Many inactive genes display γ-H2A enrichment. (a) Anti-correlation between γ-H2A and RNAPII occupancy for the least transcribed genes. The average γ-H2A enrichment is plotted against RNAPII occupancy as determined by ChIP-chip in the same conditions. (b) γ-H2A accumulation at inactive genes is enhanced in rrm3Δ cells and is abolished in mec1Δ sml1Δ tel1Δ cells. The average γ-H2A enrichment ratios for WT (blue), rrm3Δ (red) and mec1Δ sml1Δ tel1Δ (green) cells are mapped relative to the 5′ and 3′ boundaries of protein-coding genes enriched for γ-H2A (solid curves) and on a random group containing the same number of genes (dashed curves). (c) Gene activation abolishes the accumulation of γ-H2A at repressed protein-coding genes. The smoothed γ-H2A enrichment ratios for cells grown in presence of glucose (blue) and galactose (green) are shown at the GAL7-10-1 locus. Chromosomal positions are indicated in kilobases. (d) The variation of γ-H2A level is correlated with galactose induction.
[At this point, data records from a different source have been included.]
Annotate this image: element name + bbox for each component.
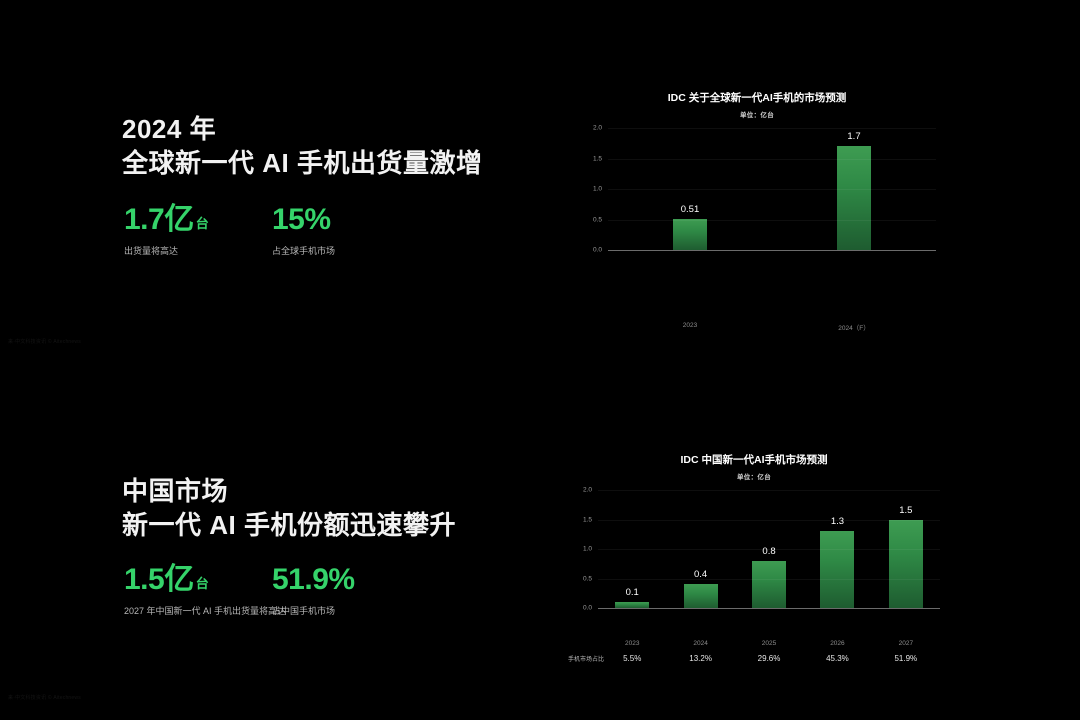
grid-line [598,520,940,521]
bar-value-label: 1.5 [899,505,912,516]
share-value: 45.3% [803,654,871,663]
section-china-stats: 1.5亿 台 2027 年中国新一代 AI 手机出货量将高达 51.9% 占中国… [124,565,357,617]
chart-global-forecast: IDC 关于全球新一代AI手机的市场预测 单位：亿台 0.00.51.01.52… [578,90,936,250]
stat-china-share: 51.9% 占中国手机市场 [272,565,357,617]
chart-y-axis: 0.00.51.01.52.0 [578,128,608,250]
headline-line-2: 全球新一代 AI 手机出货量激增 [122,146,482,180]
stat-number: 1.5亿 [124,565,194,595]
x-tick-label: 2025 [735,640,803,647]
headline-line-2: 新一代 AI 手机份额迅速攀升 [122,508,456,542]
bar[interactable]: 0.8 [752,561,786,608]
y-tick-label: 2.0 [583,487,592,494]
y-tick-label: 2.0 [593,125,602,132]
chart-y-axis: 0.00.51.01.52.0 [568,490,598,608]
grid-line [598,490,940,491]
x-tick-label: 2024 [666,640,734,647]
x-tick-label: 2026 [803,640,871,647]
section-global-headline: 2024 年 全球新一代 AI 手机出货量激增 [122,112,482,181]
stat-unit: 台 [196,217,209,230]
watermark-top: 来·中文科技资讯 © Aitechnews [8,338,81,345]
stat-caption: 2027 年中国新一代 AI 手机出货量将高达 [124,604,272,617]
stat-unit: 台 [196,577,209,590]
stat-value: 1.7亿 台 [124,205,272,235]
stat-value: 1.5亿 台 [124,565,272,595]
grid-line [598,549,940,550]
stat-number: 51.9% [272,565,355,595]
y-tick-label: 0.0 [593,247,602,254]
share-value: 5.5% [598,654,666,663]
chart-title: IDC 中国新一代AI手机市场预测 [568,452,940,467]
chart-x-axis-labels: 20232024（F） [608,322,936,332]
axis-baseline [598,608,940,609]
section-global-stats: 1.7亿 台 出货量将高达 15% 占全球手机市场 [124,205,335,257]
axis-baseline [608,250,936,251]
stat-number: 15% [272,205,331,235]
stat-caption: 占全球手机市场 [272,244,335,257]
headline-line-1: 中国市场 [122,474,456,508]
stat-global-share: 15% 占全球手机市场 [272,205,335,257]
chart-subtitle: 单位：亿台 [568,471,940,481]
bar[interactable]: 0.51 [673,219,707,250]
stat-china-shipments: 1.5亿 台 2027 年中国新一代 AI 手机出货量将高达 [124,565,272,617]
stat-caption: 占中国手机市场 [272,604,357,617]
bar[interactable]: 0.4 [684,584,718,608]
chart-plot-area: 0.00.51.01.52.0 0.511.7 [578,128,936,250]
grid-line [608,220,936,221]
bar-value-label: 1.7 [847,131,860,142]
x-tick-label: 2023 [608,322,772,332]
grid-line [608,128,936,129]
chart-title: IDC 关于全球新一代AI手机的市场预测 [578,90,936,105]
bar[interactable]: 1.5 [889,520,923,609]
y-tick-label: 1.0 [593,186,602,193]
slide-root: 2024 年 全球新一代 AI 手机出货量激增 1.7亿 台 出货量将高达 15… [0,0,1080,720]
x-tick-label: 2024（F） [772,322,936,332]
stat-caption: 出货量将高达 [124,244,272,257]
stat-global-shipments: 1.7亿 台 出货量将高达 [124,205,272,257]
y-tick-label: 1.5 [593,155,602,162]
grid-line [608,159,936,160]
y-tick-label: 0.5 [583,575,592,582]
x-tick-label: 2027 [872,640,940,647]
share-value: 29.6% [735,654,803,663]
chart-subtitle: 单位：亿台 [578,109,936,119]
section-global-copy: 2024 年 全球新一代 AI 手机出货量激增 [122,112,482,181]
stat-value: 15% [272,205,335,235]
bar[interactable]: 1.7 [837,146,871,250]
bar[interactable]: 1.3 [820,531,854,608]
stat-number: 1.7亿 [124,205,194,235]
bar-value-label: 0.8 [762,546,775,557]
stat-value: 51.9% [272,565,357,595]
share-row-cells: 5.5%13.2%29.6%45.3%51.9% [598,654,940,663]
chart-x-axis-labels: 20232024202520262027 [598,640,940,647]
share-value: 13.2% [666,654,734,663]
grid-line [608,189,936,190]
grid-line [598,579,940,580]
section-china-headline: 中国市场 新一代 AI 手机份额迅速攀升 [122,474,456,543]
y-tick-label: 1.0 [583,546,592,553]
x-tick-label: 2023 [598,640,666,647]
chart-plot-area: 0.00.51.01.52.0 0.10.40.81.31.5 [568,490,940,608]
chart-china-forecast: IDC 中国新一代AI手机市场预测 单位：亿台 0.00.51.01.52.0 … [568,452,940,608]
share-value: 51.9% [872,654,940,663]
headline-line-1: 2024 年 [122,112,482,146]
bar-value-label: 1.3 [831,516,844,527]
section-china-copy: 中国市场 新一代 AI 手机份额迅速攀升 [122,474,456,543]
bar-value-label: 0.51 [681,204,700,215]
bar-value-label: 0.1 [626,587,639,598]
y-tick-label: 0.5 [593,216,602,223]
y-tick-label: 1.5 [583,516,592,523]
y-tick-label: 0.0 [583,605,592,612]
watermark-bottom: 来·中文科技资讯 © Aitechnews [8,694,81,701]
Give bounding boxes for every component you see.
The difference of γ-H2A enrichment ratios between cells grown in the presence of galactose (Gal) or glucose (Glu) is mapped (as in b) on groups of genes based on their fold change of expression in the presence of galactose27.
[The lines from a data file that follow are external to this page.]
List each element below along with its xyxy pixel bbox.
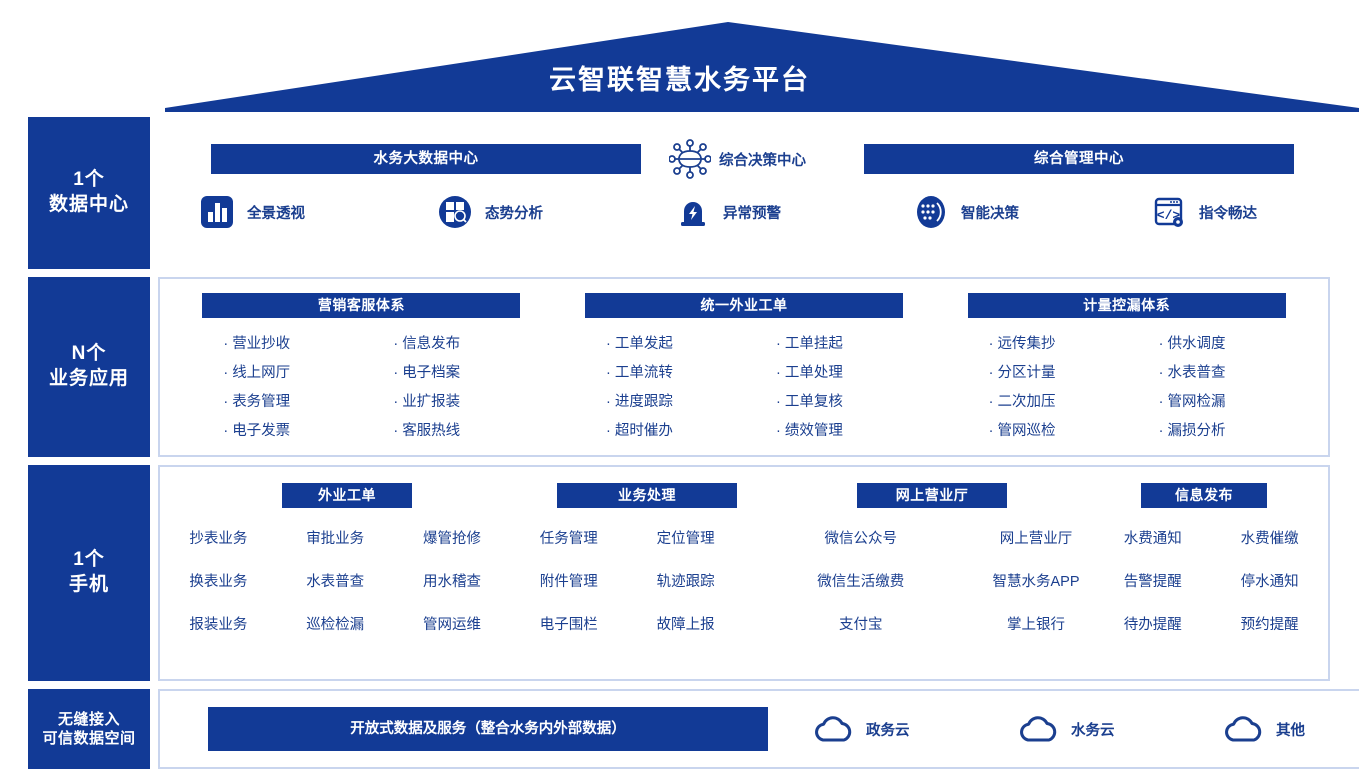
group-items: 工单发起 工单挂起 工单流转 工单处理 进度跟踪 工单复核 超时催办 绩效管理 [574,332,914,440]
list-item[interactable]: 爆管抢修 [394,527,511,548]
network-nodes-icon [669,138,711,180]
cloud-water-affairs-label: 水务云 [1071,719,1115,740]
list-item[interactable]: 工单处理 [744,361,843,382]
data-center-body: 水务大数据中心 [158,117,1359,269]
row-label-line1: 1个 [73,548,105,573]
feature-command-delivery-label: 指令畅达 [1199,202,1257,223]
list-item[interactable]: 工单复核 [744,390,843,411]
bar-management-center[interactable]: 综合管理中心 [864,144,1294,174]
list-item[interactable]: 待办提醒 [1094,613,1211,634]
list-item[interactable]: 水表普查 [277,570,394,591]
list-item[interactable]: 停水通知 [1211,570,1328,591]
group-items: 远传集抄 供水调度 分区计量 水表普查 二次加压 管网检漏 管网巡检 漏损分析 [957,332,1297,440]
row-label-line2: 数据中心 [49,193,129,218]
list-item[interactable]: 告警提醒 [1094,570,1211,591]
row-label-line2: 可信数据空间 [42,729,135,749]
list-item[interactable]: 智慧水务APP [978,570,1095,591]
group-marketing-service: 营销客服体系 营业抄收 信息发布 线上网厅 电子档案 表务管理 业扩报装 电子发… [170,293,553,445]
row-data-center: 1个 数据中心 水务大数据中心 [28,117,1330,269]
bar-chart-icon [198,193,236,231]
cloud-government[interactable]: 政务云 [812,713,1017,745]
list-item[interactable]: 工单挂起 [744,332,843,353]
architecture-diagram: 云智联智慧水务平台 1个 数据中心 水务大数据中心 [0,0,1359,783]
list-item[interactable]: 抄表业务 [160,527,277,548]
row-mobile: 1个 手机 外业工单 业务处理 网上营业厅 信息发布 抄表业务 审批业务 爆管抢… [28,465,1330,681]
group-metering-leak-control: 计量控漏体系 远传集抄 供水调度 分区计量 水表普查 二次加压 管网检漏 管网巡… [935,293,1318,445]
list-item[interactable]: 故障上报 [627,613,744,634]
mobile-body: 外业工单 业务处理 网上营业厅 信息发布 抄表业务 审批业务 爆管抢修 任务管理… [158,465,1330,681]
group-items: 营业抄收 信息发布 线上网厅 电子档案 表务管理 业扩报装 电子发票 客服热线 [191,332,531,440]
list-item[interactable]: 轨迹跟踪 [627,570,744,591]
feature-situation-analysis-label: 态势分析 [485,202,543,223]
list-item[interactable]: 水费通知 [1094,527,1211,548]
code-gear-icon: </> [1150,193,1188,231]
list-item[interactable]: 巡检检漏 [277,613,394,634]
feature-anomaly-alert[interactable]: 异常预警 [674,193,912,231]
row-label-business-apps: N个 业务应用 [28,277,150,457]
list-item[interactable]: 电子围栏 [510,613,627,634]
group-unified-field-order: 统一外业工单 工单发起 工单挂起 工单流转 工单处理 进度跟踪 工单复核 超时催… [553,293,936,445]
feature-situation-analysis[interactable]: 态势分析 [436,193,674,231]
list-item[interactable]: 供水调度 [1127,332,1226,353]
list-item[interactable]: 漏损分析 [1127,419,1226,440]
feature-smart-decision[interactable]: 智能决策 [912,193,1150,231]
feature-command-delivery[interactable]: </> 指令畅达 [1150,193,1359,231]
grid-search-icon [436,193,474,231]
row-label-data-center: 1个 数据中心 [28,117,150,269]
row-label-line2: 业务应用 [49,367,129,392]
cloud-icon [1222,713,1266,745]
list-item[interactable]: 进度跟踪 [574,390,673,411]
list-item[interactable]: 超时催办 [574,419,673,440]
feature-panorama[interactable]: 全景透视 [198,193,436,231]
row-label-mobile: 1个 手机 [28,465,150,681]
mobile-group-headers: 外业工单 业务处理 网上营业厅 信息发布 [160,483,1328,509]
list-item[interactable]: 管网巡检 [957,419,1056,440]
decision-center-group[interactable]: 综合决策中心 [669,138,806,180]
row-label-line1: 无缝接入 [58,710,120,730]
list-item[interactable]: 微信公众号 [744,527,978,548]
list-item[interactable]: 支付宝 [744,613,978,634]
platform-roof: 云智联智慧水务平台 [0,0,1359,112]
roof-shape [0,0,1359,112]
list-item[interactable]: 业扩报装 [361,390,460,411]
list-item[interactable]: 客服热线 [361,419,460,440]
alarm-bolt-icon [674,193,712,231]
list-item[interactable]: 水费催缴 [1211,527,1328,548]
list-item[interactable]: 微信生活缴费 [744,570,978,591]
list-item[interactable]: 掌上银行 [978,613,1095,634]
open-data-service-bar[interactable]: 开放式数据及服务（整合水务内外部数据） [208,707,768,751]
row-label-line1: N个 [72,342,107,367]
feature-panorama-label: 全景透视 [247,202,305,223]
list-item[interactable]: 水表普查 [1127,361,1226,382]
list-item[interactable]: 定位管理 [627,527,744,548]
bar-big-data-center[interactable]: 水务大数据中心 [211,144,641,174]
row-label-line2: 手机 [69,573,109,598]
list-item[interactable]: 预约提醒 [1211,613,1328,634]
data-center-bars: 水务大数据中心 [158,117,1359,179]
list-item[interactable]: 管网运维 [394,613,511,634]
list-item[interactable]: 电子档案 [361,361,460,382]
list-item[interactable]: 工单流转 [574,361,673,382]
cloud-other[interactable]: 其他 [1222,713,1359,745]
list-item[interactable]: 表务管理 [191,390,290,411]
row-data-space: 无缝接入 可信数据空间 开放式数据及服务（整合水务内外部数据） 政务云 [28,689,1330,769]
cloud-government-label: 政务云 [866,719,910,740]
list-item[interactable]: 二次加压 [957,390,1056,411]
neural-net-icon [912,193,950,231]
list-item[interactable]: 管网检漏 [1127,390,1226,411]
list-item[interactable]: 工单发起 [574,332,673,353]
decision-center-label: 综合决策中心 [719,149,806,170]
group-title[interactable]: 计量控漏体系 [968,293,1286,318]
cloud-icon [812,713,856,745]
list-item[interactable]: 审批业务 [277,527,394,548]
business-apps-body: 营销客服体系 营业抄收 信息发布 线上网厅 电子档案 表务管理 业扩报装 电子发… [158,277,1330,457]
cloud-icon [1017,713,1061,745]
mobile-group-info-release[interactable]: 信息发布 [1141,483,1267,508]
row-business-apps: N个 业务应用 营销客服体系 营业抄收 信息发布 线上网厅 电子档案 表务管理 … [28,277,1330,457]
list-item[interactable]: 用水稽查 [394,570,511,591]
list-item[interactable]: 换表业务 [160,570,277,591]
list-item[interactable]: 远传集抄 [957,332,1056,353]
row-label-data-space: 无缝接入 可信数据空间 [28,689,150,769]
feature-smart-decision-label: 智能决策 [961,202,1019,223]
data-space-body: 开放式数据及服务（整合水务内外部数据） 政务云 [158,689,1359,769]
list-item[interactable]: 电子发票 [191,419,290,440]
list-item[interactable]: 线上网厅 [191,361,290,382]
list-item[interactable]: 绩效管理 [744,419,843,440]
feature-anomaly-alert-label: 异常预警 [723,202,781,223]
list-item[interactable]: 营业抄收 [191,332,290,353]
list-item[interactable]: 附件管理 [510,570,627,591]
cloud-other-label: 其他 [1276,719,1305,740]
mobile-items-grid: 抄表业务 审批业务 爆管抢修 任务管理 定位管理 微信公众号 网上营业厅 水费通… [160,527,1328,634]
data-center-features: 全景透视 态势分析 [158,179,1359,245]
list-item[interactable]: 分区计量 [957,361,1056,382]
group-title[interactable]: 营销客服体系 [202,293,520,318]
list-item[interactable]: 任务管理 [510,527,627,548]
list-item[interactable]: 网上营业厅 [978,527,1095,548]
cloud-water-affairs[interactable]: 水务云 [1017,713,1222,745]
mobile-group-online-hall[interactable]: 网上营业厅 [857,483,1007,508]
cloud-list: 政务云 水务云 其他 [812,713,1359,745]
mobile-group-business[interactable]: 业务处理 [557,483,737,508]
list-item[interactable]: 信息发布 [361,332,460,353]
row-label-line1: 1个 [73,168,105,193]
group-title[interactable]: 统一外业工单 [585,293,903,318]
list-item[interactable]: 报装业务 [160,613,277,634]
mobile-group-field-order[interactable]: 外业工单 [282,483,412,508]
Mutation of the H2A Ser129 residue increases the frequency of gross chromosomal rearrangements. (a-b) The h2a-S129A mutation results in an accumulation of Rad52-YFP (a) and Ddc2-GFP (b) foci. (c) Rad52-YFP foci accumulate in esc2Δ cells. Data is represented as the average and standard deviation of 6 (a,b) or 5 (c) experiments. Statistical significance (p value) was obtained with an unpaired t test. (d) The ChrXV-L GCR reporter chromosome. The assay monitors the loss of CAN1 and URA3 genes inserted ~10 kb from the telomere of ChrXV-L. This chromosome arm contains two regions of homology (HRI centered on the PAU20 gene, and HRII centered on the HXT11 gene) located 12 kb and 25 kb from the telomere that share a high degree of sequence identity with 21 regions in the genome40. Consequently, DNA lesions formed at loci telomeric to HRI or HRII are predominantly repaired by BIR, thereby converting a canavanine- and 5-fluoroorotic acid (5-FOA)-sensitive strain (can^S FOA^S) into a canavanine and 5-FOA-resistant strain (can^R 5-FOA^R). (e) The h2a-S129A mutation results in an increased frequency of drug-induced GCR events. Cells carrying the ChrXV-L GCR reporter chromosome were grown in the presence or absence of MMS and assayed for survival on media containing 5-FOA and canavanine. Data is represented as the average frequency of GCR events and standard error of the mean of 6 experiments.